For others, they could have a notarized copy of the marriage contract deposited with the appropriate agency, covering whatever issues the two parties wish to cover, attesting to the natural issue of children that might result, and so forth. That would serve as legal proof that a marriage took place. Then of course there are civil unions, which could be modified so as to be recognized without the marriage license, but simply have a record of the marriage noted for legal purposes.
Doing this would remove the impression that the state, by issuing a marriage license, attaches its imprimatur to the pairing. The state still serves a recording and archival role in terms of the legal implications of the union, but its role is confined to that, basically being an observer of record and guardian of documents required for the legal processes involved.

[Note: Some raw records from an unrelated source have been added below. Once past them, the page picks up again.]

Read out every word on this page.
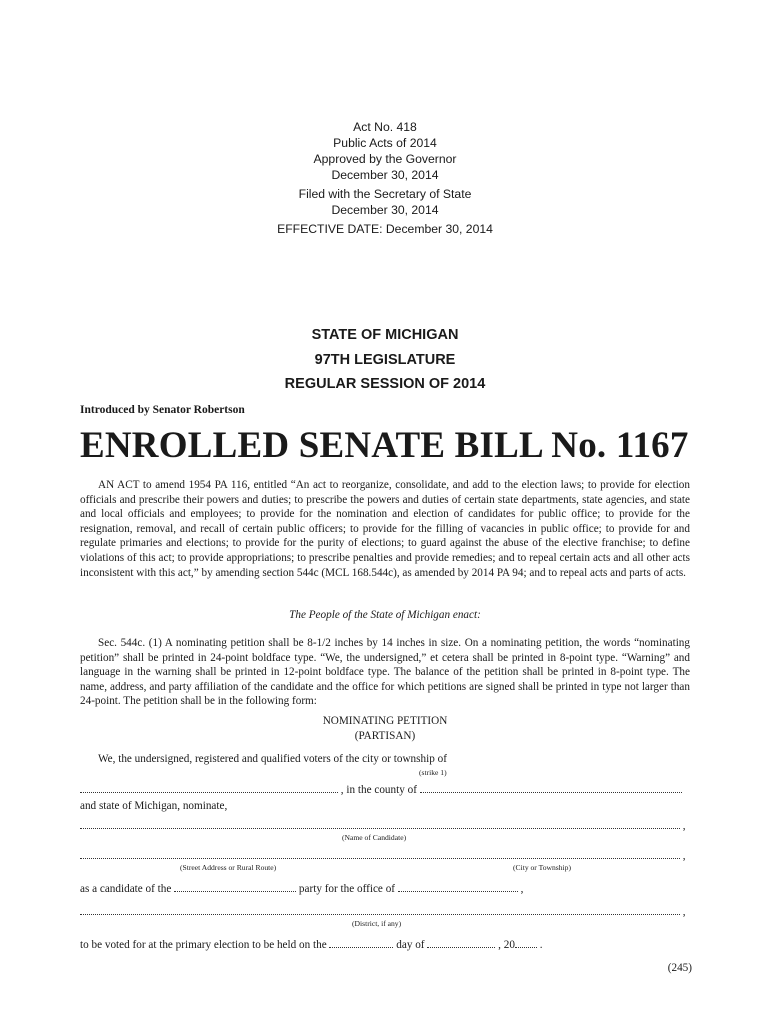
Act No. 418
Public Acts of 2014
Approved by the Governor
December 30, 2014
Filed with the Secretary of State
December 30, 2014
EFFECTIVE DATE: December 30, 2014
STATE OF MICHIGAN
97TH LEGISLATURE
REGULAR SESSION OF 2014
Introduced by Senator Robertson
ENROLLED SENATE BILL No. 1167

AN ACT to amend 1954 PA 116, entitled “An act to reorganize, consolidate, and add to the election laws; to provide for election officials and prescribe their powers and duties; to prescribe the powers and duties of certain state departments, state agencies, and state and local officials and employees; to provide for the nomination and election of candidates for public office; to provide for the resignation, removal, and recall of certain public officers; to provide for the filling of vacancies in public office; to provide for and regulate primaries and elections; to provide for the purity of elections; to guard against the abuse of the elective franchise; to define violations of this act; to provide appropriations; to prescribe penalties and provide remedies; and to repeal certain acts and all other acts inconsistent with this act,” by amending section 544c (MCL 168.544c), as amended by 2014 PA 94; and to repeal acts and parts of acts.

The People of the State of Michigan enact:

Sec. 544c. (1) A nominating petition shall be 8-1/2 inches by 14 inches in size. On a nominating petition, the words “nominating petition” shall be printed in 24-point boldface type. “We, the undersigned,” et cetera shall be printed in 8-point type. “Warning” and language in the warning shall be printed in 12-point boldface type. The balance of the petition shall be printed in 8-point type. The name, address, and party affiliation of the candidate and the office for which petitions are signed shall be printed in type not larger than 24-point. The petition shall be in the following form:

NOMINATING PETITION
(PARTISAN)
We, the undersigned, registered and qualified voters of the city or township of
(strike 1)
, in the county of
and state of Michigan, nominate,
,
(Name of Candidate)
,
(Street Address or Rural Route)	(City or Township)
as a candidate of the	party for the office of	,
,
(District, if any)
to be voted for at the primary election to be held on the	day of	, 20 .
(245)
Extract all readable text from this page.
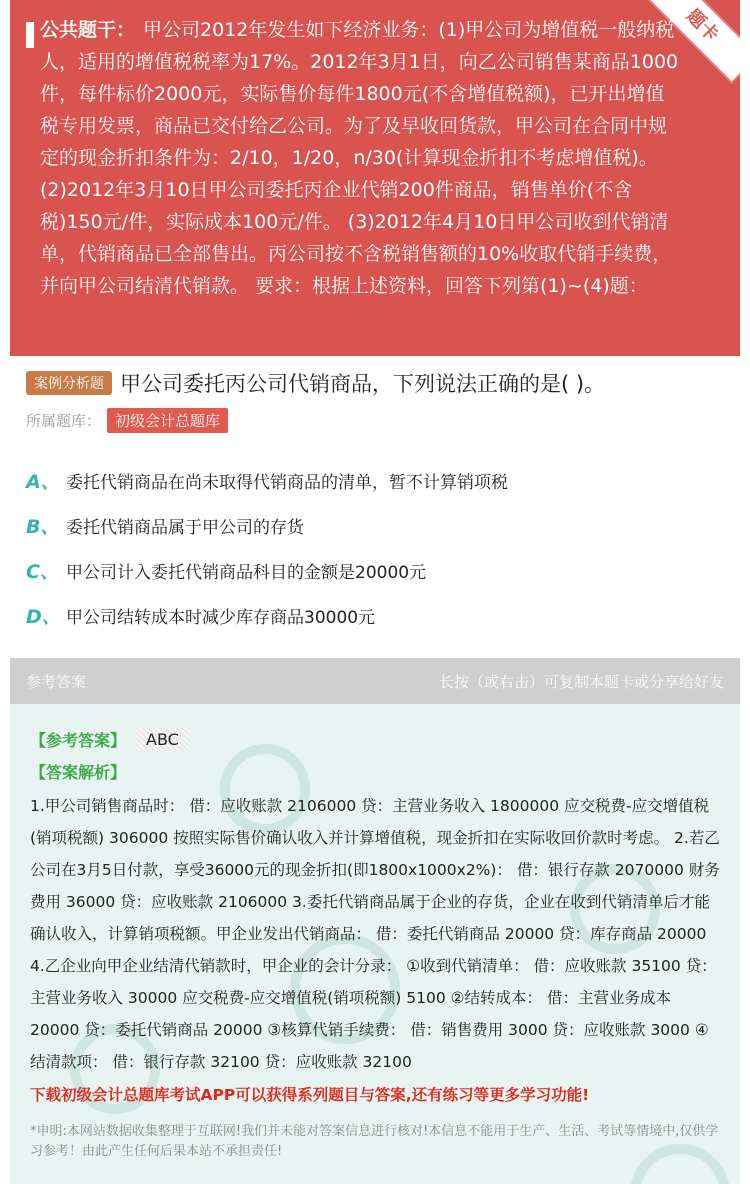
公共题干： 甲公司2012年发生如下经济业务：(1)甲公司为增值税一般纳税人，适用的增值税税率为17%。2012年3月1日，向乙公司销售某商品1000件，每件标价2000元，实际售价每件1800元(不含增值税额)，已开出增值税专用发票，商品已交付给乙公司。为了及早收回货款，甲公司在合同中规定的现金折扣条件为：2/10，1/20，n/30(计算现金折扣不考虑增值税)。 (2)2012年3月10日甲公司委托丙企业代销200件商品，销售单价(不含税)150元/件，实际成本100元/件。 (3)2012年4月10日甲公司收到代销清单，代销商品已全部售出。丙公司按不含税销售额的10%收取代销手续费，并向甲公司结清代销款。 要求：根据上述资料，回答下列第(1)~(4)题：
题卡
案例分析题 甲公司委托丙公司代销商品，下列说法正确的是( )。
所属题库： 初级会计总题库
A、 委托代销商品在尚未取得代销商品的清单，暂不计算销项税
B、 委托代销商品属于甲公司的存货
C、 甲公司计入委托代销商品科目的金额是20000元
D、 甲公司结转成本时减少库存商品30000元
参考答案	长按（或右击）可复制本题卡或分享给好友
【参考答案】	ABC
【答案解析】
1.甲公司销售商品时： 借：应收账款 2106000 贷：主营业务收入 1800000 应交税费-应交增值税(销项税额) 306000 按照实际售价确认收入并计算增值税，现金折扣在实际收回价款时考虑。 2.若乙公司在3月5日付款，享受36000元的现金折扣(即1800x1000x2%)： 借：银行存款 2070000 财务费用 36000 贷：应收账款 2106000 3.委托代销商品属于企业的存货，企业在收到代销清单后才能确认收入，计算销项税额。甲企业发出代销商品： 借：委托代销商品 20000 贷：库存商品 20000 4.乙企业向甲企业结清代销款时，甲企业的会计分录： ①收到代销清单： 借：应收账款 35100 贷：主营业务收入 30000 应交税费-应交增值税(销项税额) 5100 ②结转成本： 借：主营业务成本 20000 贷：委托代销商品 20000 ③核算代销手续费： 借：销售费用 3000 贷：应收账款 3000 ④结清款项： 借：银行存款 32100 贷：应收账款 32100
下载初级会计总题库考试APP可以获得系列题目与答案,还有练习等更多学习功能!
*申明:本网站数据收集整理于互联网!我们并未能对答案信息进行核对!本信息不能用于生产、生活、考试等情境中,仅供学习参考！由此产生任何后果本站不承担责任!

The question of stability of the family unit is a valid one and I am not sure that would be adequately addressed by these suggestions. But it seems that wall has been breached already by this decision, and the flood has been unleashed for any number of future cases covering other (formerly) taboo parings, as other threads have discussed.
Conservativegranny said upthread:
“...There are legal aspects to marriage that protect children and provide for their support when the marriage falls apart,division of property, inheritance and estates,support of the spouse etc. ...”
To preface my point below: I do —NOT— support what the court just did, or gay “marriage”.
I posit that the supreme court didn’t have to hear this case ( and by so doing, and ruling, shred the constitution.)
Prenup contracts, divorce agreements, trusts, POD/TOD/beneficiary designations, medical POA, financial POA, ‘personal’ POA, would cover what conservativegranny mentioned.
Govt’s role - at the county/state level would be to keep records, like conservativegranny mentioned...
I would add that the county clerks office would have information packets about where to go for drawing up legal documents to cover prenups, etc.
Again, the SCOTUS could’ve said “we aren’t hearing this one; its up to the states”.